Ce pessimisme à l’égard de la présidentielle, Dolorès Mijatovic le partage : « Reposer ses espoirs sur les politiques, c’est s’assurer de finir déçu. » Si les jardins d’Aubervilliers profitaient du statut protecteur de zone naturelle jusqu’en 2020, un simple vote au conseil de territoire de Plaine Commune aura suffi à les transformer en zone constructible. « Vous voyez : une loi protectrice, c’est chouette ! Mais ils trouveront toujours le moyen d’y déroger. Quand c’est classé, ils déclassifient. L’argent l’emporte sur tout », conclut la jardinière.

« Le Grand Paris Express, les Jeux Olympiques… C’est une opposition globale qui doit s’inscrire sur le temps long. » © Emmanuel Clévenot / Reporterre

Si le changement ne peut venir verticalement, sous la seule impulsion des élus, alors quelles solutions reste-t-il ? « La mobilisation citoyenne, pardi ! Les gens doivent prendre en main leur quartier, changer de mentalité et ne plus être soumis au bon vouloir des grandes entreprises ». Albertivillarien, Fabien n’a jamais eu de jardin. S’il a rejoint cette lutte, c’est pour prôner une transformation globale du système, où l’écologie populaire serait le maître mot. « Pour Aubervilliers, c’est mal embarqué, reconnaît-il avec un brin d’amertume. Mais même si l’on échoue ici, ce sera des jalons posés pour les batailles à venir. Le Grand Paris Express, les Jeux Olympiques… C’est une opposition globale qui doit s’inscrire sur le temps long. »

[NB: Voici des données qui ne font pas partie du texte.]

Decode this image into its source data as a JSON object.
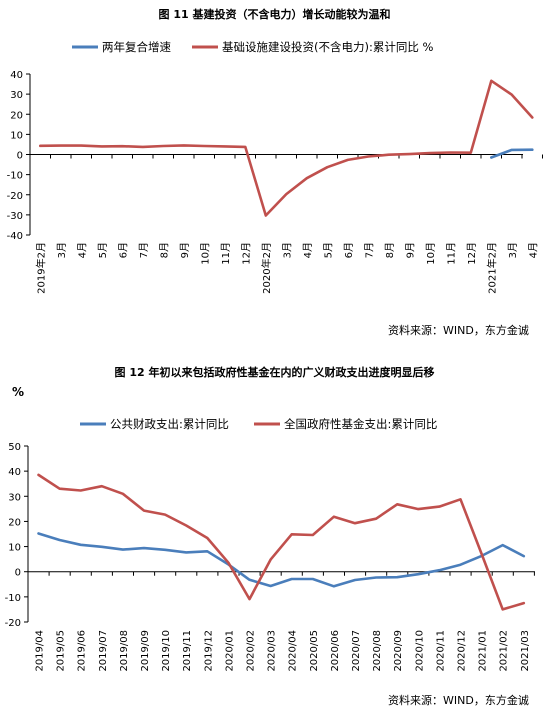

La lueur brillante et orangée de l’aurore se dévoile à l’horizon, découpant les silhouettes des tours grisâtres de la ville. Stationnés en file indienne sur le bas-côté, une vingtaine de camions attendent que l’accès au chantier se libère. Deux nouvelles patrouilles sont venues renforcer les rangs des policiers. Telle une meute à l’affût d’une proie, ils se rapprochent d’un geste commun et démantèlent la barricade. Il est 8 h 15. Le blocage prend fin et les militants s’éloignent, sans protester. Ils reviendront.